Toward synergistic reinforced graphene nanoplatelets composite hydrogels with self-healing and multi-stimuli responses

Although many effects to design smart self-healing sustainable hydrogels with sensitivity to multi-environmental stimuli have been documented, a facile fabrication of stimuli-responsive hydrogels with improved mechanical properties remains challenging. Here, smart self-healing sustainable hydrogels containing soy protein polymer (SPP) and/or graphene nanoplatelets (GNP) were fabricated using slime chemistry. The composites hydrogels exhibited impressive self-healing behavior and high ductility under mechanical stimuli, pH-modulation, and thermo sensitivity. An unexpected synergistic reinforcing effect was achieved via combination of SPP and GNP (ternary composite); while the usage of mere SPP and GNP (binary composite) even weakened the gel modulus. Surprisingly improved resistance to gel flowability caused by external heat stimuli was also achieved in the same system. The reinforcing mechanism was attributed to the interactions between SPP and GNP to restore the crosslinking structures.
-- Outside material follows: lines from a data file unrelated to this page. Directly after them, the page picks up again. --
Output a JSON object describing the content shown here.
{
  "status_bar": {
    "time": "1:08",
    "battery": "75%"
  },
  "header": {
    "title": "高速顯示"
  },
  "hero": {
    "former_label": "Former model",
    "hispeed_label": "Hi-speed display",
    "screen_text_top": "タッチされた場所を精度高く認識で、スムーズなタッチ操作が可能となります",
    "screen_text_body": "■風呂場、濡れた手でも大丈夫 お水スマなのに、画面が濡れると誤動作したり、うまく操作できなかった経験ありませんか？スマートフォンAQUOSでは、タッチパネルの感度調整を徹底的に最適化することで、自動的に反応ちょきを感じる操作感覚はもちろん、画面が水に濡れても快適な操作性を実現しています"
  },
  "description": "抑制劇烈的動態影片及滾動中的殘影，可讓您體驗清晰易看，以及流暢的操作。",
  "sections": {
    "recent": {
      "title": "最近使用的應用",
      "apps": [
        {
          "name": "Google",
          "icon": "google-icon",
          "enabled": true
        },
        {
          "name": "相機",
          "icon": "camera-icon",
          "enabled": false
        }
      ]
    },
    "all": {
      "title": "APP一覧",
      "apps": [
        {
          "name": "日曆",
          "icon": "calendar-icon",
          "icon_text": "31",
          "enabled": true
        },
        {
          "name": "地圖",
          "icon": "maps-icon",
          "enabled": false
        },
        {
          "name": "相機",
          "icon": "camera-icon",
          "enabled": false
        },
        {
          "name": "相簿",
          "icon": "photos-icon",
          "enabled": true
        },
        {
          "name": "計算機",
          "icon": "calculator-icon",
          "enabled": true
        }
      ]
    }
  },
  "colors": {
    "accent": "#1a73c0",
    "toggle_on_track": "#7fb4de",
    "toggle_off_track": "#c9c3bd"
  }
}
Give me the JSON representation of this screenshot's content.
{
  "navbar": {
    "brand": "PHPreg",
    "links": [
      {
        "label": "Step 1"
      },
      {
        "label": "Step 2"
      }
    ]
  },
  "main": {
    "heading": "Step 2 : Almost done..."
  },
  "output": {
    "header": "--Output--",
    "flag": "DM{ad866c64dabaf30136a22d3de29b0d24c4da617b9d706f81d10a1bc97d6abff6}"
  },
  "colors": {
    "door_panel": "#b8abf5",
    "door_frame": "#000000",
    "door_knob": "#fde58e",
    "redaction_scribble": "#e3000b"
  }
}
This character also offered merits to the higher viscosity of ternary composite system and thereby resulted in improved heat resistance.

Automated summary

Smart self-healing sustainable hydrogels containing soy protein polymer and/or graphene nanoplatelets were fabricated using slime chemistry, exhibiting impressive self-healing behavior and high ductility under mechanical stimuli, pH modulation, and thermo sensitivity. The synergy between SPP and GNP contributed to improved mechanical properties and heat resistance, with an unexpected reinforcing effect and enhanced resistance to gel flowability.